Articles
Deep Learning That Transforms
As a young theology professor, I used to try to teach my students as much information as possible. I had learned it. I saw its value. There was a lot. So I lectured.
As I had experienced while a student in several seminary classes, I was now trying to fill my students' spoons with a blasting faucet. Not everything would stay in the spoon, of course. Some would run over the side. But some valuable liquid would remain, surely. Bigger spoons will retain more. Smaller spoons less. But all will be filled up, I thought.
While cooking dinner one evening, I held a tablespoon under the faucet. The deluge did not fill the spoon to its brim before the excess ran over. It even blasted out whatever might have stayed in the spoon. No water remained. Maybe a few drops. More was on my clothes.
Three Principles of Education
At Training Leaders International (TLI), three principles guide our design, development, and delivery of biblical and theological education to Majority World pastors:
(1) We go deeper in fewer areas.
(2) We focus on skills while providing rich content.
(3) We engage the text, then do theology.
In this and a few other articles, we explore why and how we "go deeper in fewer areas." Still other articles address how we approach skills and content as well as text and theology. Here we consider how going deeper in fewer areas helps protect spoons.
Exhaustive Training Is Draining
When bringing biblical training to indigenous leaders in Majority World churches, we often think it is best to be as exhaustive as possible. We're there for a short time to help. Tell them everything we can. Give them as much content as time will allow. Some of them don't know many basics of the faith, let alone the fuller truths of scripture. Fill 'em up!
Some teachers, pastors, and curriculum designers with Western seminary education take this approach intentionally. Others may have heard of the benefits of approaching issues from multiple angles, having engagement, "active learning" and all that, but they simply default to the content dump on the field, especially when push of the classroom clock comes to shove. We're running out of time, we instinctively think. We need to speed up to get through it all.
But giving students as much as possible inevitably and necessarily means covering any text or topic more quickly, more shallowly, and more narrowly. Not only that, but the blast of water only leaves the spoons wet, not filled—not even a little filled, more than we care to admit.
What is more, it will exhaust those trying to listen and learn, especially if it is all new to them. They will barely be able to hear the first idea, let alone comprehend and process it, before their minds are shoved to the next idea, and then the next.
Deep Learning That Transforms Is Our Goal
I know, I know. Some professors or curriculum designers may get stuck on the "reduced content" and retort: "It sounds like you want to teach them less." Actually, I want them to learn more.
God built humans to need mental space, time, discussion, and diverse angles to process something, to "get" it, to try it out, to refine it—that is, to learn it. This is not optional. It is God-designed human nature.
Let's say we reduce the cognitive load to strategically chosen foundational, core, or otherwise more important ideas—ideas or concepts or textual examples with bigger bang for their buck than others. (This likely requires more thought from the professor in the preparation phase.) Then let's say we increase the ways we creatively explore that reduced load.
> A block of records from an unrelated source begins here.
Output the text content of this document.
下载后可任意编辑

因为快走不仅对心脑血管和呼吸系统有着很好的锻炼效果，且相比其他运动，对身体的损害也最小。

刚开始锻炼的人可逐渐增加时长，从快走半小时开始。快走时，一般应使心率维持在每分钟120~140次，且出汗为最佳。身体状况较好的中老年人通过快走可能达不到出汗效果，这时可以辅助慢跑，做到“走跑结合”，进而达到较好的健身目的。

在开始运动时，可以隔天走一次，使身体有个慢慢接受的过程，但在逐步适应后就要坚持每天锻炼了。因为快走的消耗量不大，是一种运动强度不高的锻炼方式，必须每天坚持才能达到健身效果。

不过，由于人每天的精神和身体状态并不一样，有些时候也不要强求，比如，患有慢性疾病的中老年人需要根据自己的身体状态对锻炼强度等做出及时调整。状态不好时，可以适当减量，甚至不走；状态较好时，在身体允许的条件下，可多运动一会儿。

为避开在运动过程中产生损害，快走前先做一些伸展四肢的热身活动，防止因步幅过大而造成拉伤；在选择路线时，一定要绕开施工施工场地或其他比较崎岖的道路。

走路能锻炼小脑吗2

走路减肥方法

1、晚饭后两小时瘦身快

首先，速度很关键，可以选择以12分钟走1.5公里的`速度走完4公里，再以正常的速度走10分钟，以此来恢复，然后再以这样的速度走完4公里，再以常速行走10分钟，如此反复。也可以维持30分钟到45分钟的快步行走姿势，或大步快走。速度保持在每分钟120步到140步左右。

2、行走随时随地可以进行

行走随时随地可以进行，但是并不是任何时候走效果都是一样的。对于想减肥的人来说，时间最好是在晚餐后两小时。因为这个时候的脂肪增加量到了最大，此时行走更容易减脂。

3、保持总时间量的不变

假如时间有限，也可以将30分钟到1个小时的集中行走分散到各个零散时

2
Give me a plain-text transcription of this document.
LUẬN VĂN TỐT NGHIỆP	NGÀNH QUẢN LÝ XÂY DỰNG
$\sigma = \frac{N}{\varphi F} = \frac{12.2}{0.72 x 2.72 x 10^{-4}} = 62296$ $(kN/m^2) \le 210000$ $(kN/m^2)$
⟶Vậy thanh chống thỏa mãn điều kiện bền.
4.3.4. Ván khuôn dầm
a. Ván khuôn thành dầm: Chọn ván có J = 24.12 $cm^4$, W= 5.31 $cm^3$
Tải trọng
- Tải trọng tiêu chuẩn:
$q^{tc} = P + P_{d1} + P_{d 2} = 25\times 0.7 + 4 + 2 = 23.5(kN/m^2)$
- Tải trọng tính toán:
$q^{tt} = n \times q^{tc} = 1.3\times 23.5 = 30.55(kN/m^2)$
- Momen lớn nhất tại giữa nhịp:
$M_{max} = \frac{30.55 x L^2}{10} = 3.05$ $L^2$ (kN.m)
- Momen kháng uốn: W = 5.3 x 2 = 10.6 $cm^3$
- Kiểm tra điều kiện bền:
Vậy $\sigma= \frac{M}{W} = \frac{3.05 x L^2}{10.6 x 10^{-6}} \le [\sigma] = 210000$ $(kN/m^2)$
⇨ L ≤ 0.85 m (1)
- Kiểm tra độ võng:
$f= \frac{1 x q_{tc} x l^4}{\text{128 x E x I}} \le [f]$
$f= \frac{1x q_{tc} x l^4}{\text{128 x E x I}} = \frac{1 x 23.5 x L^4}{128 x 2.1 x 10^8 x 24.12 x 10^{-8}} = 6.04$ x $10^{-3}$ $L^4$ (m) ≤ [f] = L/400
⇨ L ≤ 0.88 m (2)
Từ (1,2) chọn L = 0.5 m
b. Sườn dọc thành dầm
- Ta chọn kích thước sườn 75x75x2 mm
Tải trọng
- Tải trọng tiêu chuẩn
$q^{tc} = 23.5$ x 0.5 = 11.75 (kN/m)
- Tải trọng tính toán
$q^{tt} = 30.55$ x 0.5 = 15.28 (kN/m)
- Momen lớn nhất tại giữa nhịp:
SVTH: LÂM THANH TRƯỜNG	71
Such an approach actually accelerates and deepens their true acquisition of the knowledge and skills that we bring before them. Compare the following two scenarios:
- Speak ten items in a given time frame in class. The students may truly "get" two because their cognitive load is too heavy with new information and skills to truly digest and process before moving on to the next new item. While you may have "covered" a lot, they have only truly learned a fraction.
- Instead of ten, speak three items in the same time frame in class. (Seven fewer?!) Give the students space and time to explore, process, discuss, and experiment with the three new ideas or skills. The students truly "get" three items.
In the second scenario, you may have "covered" fewer topics. But the students have actually learned more. And they have learned it more deeply. More profoundly. And with greater potential for transformation.
Less Can Be More
Blasting students with a full-strength faucet of information does not merely leave less information than is given. It blasts out most of what deep learning could have taken place with a different approach. The deluge wets but depletes the learners.
Speaking something, even if true, is relatively meaningless if learning has not happened. It may seem counter-intuitive, but saying less while exploring it better, more richly, and more deeply actually enables learning more—more quantity and more quality.
At TLI, we want teaching that guides, equips, and empowers deep learning. Learning that sinks in. Learning that sticks. Learning that transforms. Learning that profoundly affects who our trainees are, what they do, and how they help others. Learning that actually stays in the spoon to the brim and can then be shared with others who are thirsty.
Jonathan D. Worthington (Ph.D. Durham University) is Vice President of Theological Education at Training Leaders International in Minneapolis, MN.